Technological advances continue to miniaturize medical diagnostic equipment. What was once a million dollar machine with sophisticated programming located in large labs or hospitals is now small and affordable enough to be in a doctor’s office, readily available to patients. Taking this technology one step further and making it accessible directly to the consumer is our goal. (The portability and miniaturization will also make our devices and apps affordable for medical providers in remote areas, as well as third-world countries, where equipment simply isn’t available or affordable to the masses.)
The consumer is seizing upon the ability to access previously hidden information and take charge of their own health. The proliferation of the internet is changing the way consumers manage their health care and seek information. What was once only available in books or through a doctor is now widely available online and accessible via computer and smart phone.

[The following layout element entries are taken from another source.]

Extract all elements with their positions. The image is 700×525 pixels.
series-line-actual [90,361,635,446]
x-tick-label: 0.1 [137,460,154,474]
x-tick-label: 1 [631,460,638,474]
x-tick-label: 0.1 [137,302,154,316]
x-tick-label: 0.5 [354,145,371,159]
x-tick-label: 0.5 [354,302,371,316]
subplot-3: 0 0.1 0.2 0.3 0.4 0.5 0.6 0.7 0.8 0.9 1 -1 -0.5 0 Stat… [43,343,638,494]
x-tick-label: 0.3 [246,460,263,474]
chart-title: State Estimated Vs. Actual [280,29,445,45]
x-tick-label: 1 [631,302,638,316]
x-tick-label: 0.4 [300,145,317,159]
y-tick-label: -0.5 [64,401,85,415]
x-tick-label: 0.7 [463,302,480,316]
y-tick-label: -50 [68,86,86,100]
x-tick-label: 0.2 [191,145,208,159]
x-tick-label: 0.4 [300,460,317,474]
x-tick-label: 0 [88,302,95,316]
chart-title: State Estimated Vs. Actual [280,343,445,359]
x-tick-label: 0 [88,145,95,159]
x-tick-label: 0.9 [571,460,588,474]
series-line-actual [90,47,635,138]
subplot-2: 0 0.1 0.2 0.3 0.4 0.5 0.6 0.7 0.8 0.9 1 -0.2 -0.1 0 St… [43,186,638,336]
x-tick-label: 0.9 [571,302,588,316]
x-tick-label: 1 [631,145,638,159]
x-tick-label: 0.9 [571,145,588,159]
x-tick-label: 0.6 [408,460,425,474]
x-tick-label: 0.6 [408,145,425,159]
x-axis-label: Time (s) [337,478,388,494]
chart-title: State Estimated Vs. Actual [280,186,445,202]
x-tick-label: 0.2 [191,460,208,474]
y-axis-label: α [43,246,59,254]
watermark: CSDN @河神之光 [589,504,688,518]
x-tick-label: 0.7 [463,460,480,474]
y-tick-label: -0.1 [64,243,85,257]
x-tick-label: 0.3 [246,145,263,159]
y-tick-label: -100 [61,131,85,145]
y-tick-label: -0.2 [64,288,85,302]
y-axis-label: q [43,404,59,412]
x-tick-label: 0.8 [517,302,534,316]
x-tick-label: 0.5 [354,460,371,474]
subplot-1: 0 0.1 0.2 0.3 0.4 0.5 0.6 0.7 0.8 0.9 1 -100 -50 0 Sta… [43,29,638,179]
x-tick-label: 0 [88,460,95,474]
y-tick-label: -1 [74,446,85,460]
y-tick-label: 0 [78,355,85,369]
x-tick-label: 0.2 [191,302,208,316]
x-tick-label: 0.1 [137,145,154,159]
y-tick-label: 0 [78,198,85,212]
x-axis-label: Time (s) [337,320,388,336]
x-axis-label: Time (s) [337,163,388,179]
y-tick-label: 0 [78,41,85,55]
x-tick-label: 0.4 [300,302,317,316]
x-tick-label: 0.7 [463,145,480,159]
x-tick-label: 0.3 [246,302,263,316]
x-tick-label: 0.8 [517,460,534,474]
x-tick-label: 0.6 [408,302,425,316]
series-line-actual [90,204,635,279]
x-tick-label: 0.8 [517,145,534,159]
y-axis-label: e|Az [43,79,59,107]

Consequently, over 80% of online Americans are seeking information on health-related topics and health research is now the third most common thing for people, in all age groups, to do online.
Because of the size and portability of the smart phone, as well as the ease of use with health-related apps, we will be seeing more and more diagnostic tools available to consumers, especially those who are health conscious and underinsured. Taking advantage this confluence of technology and consumer activism, we are primed to be able to offer tools that promote wellness and make the smart phone even smarter.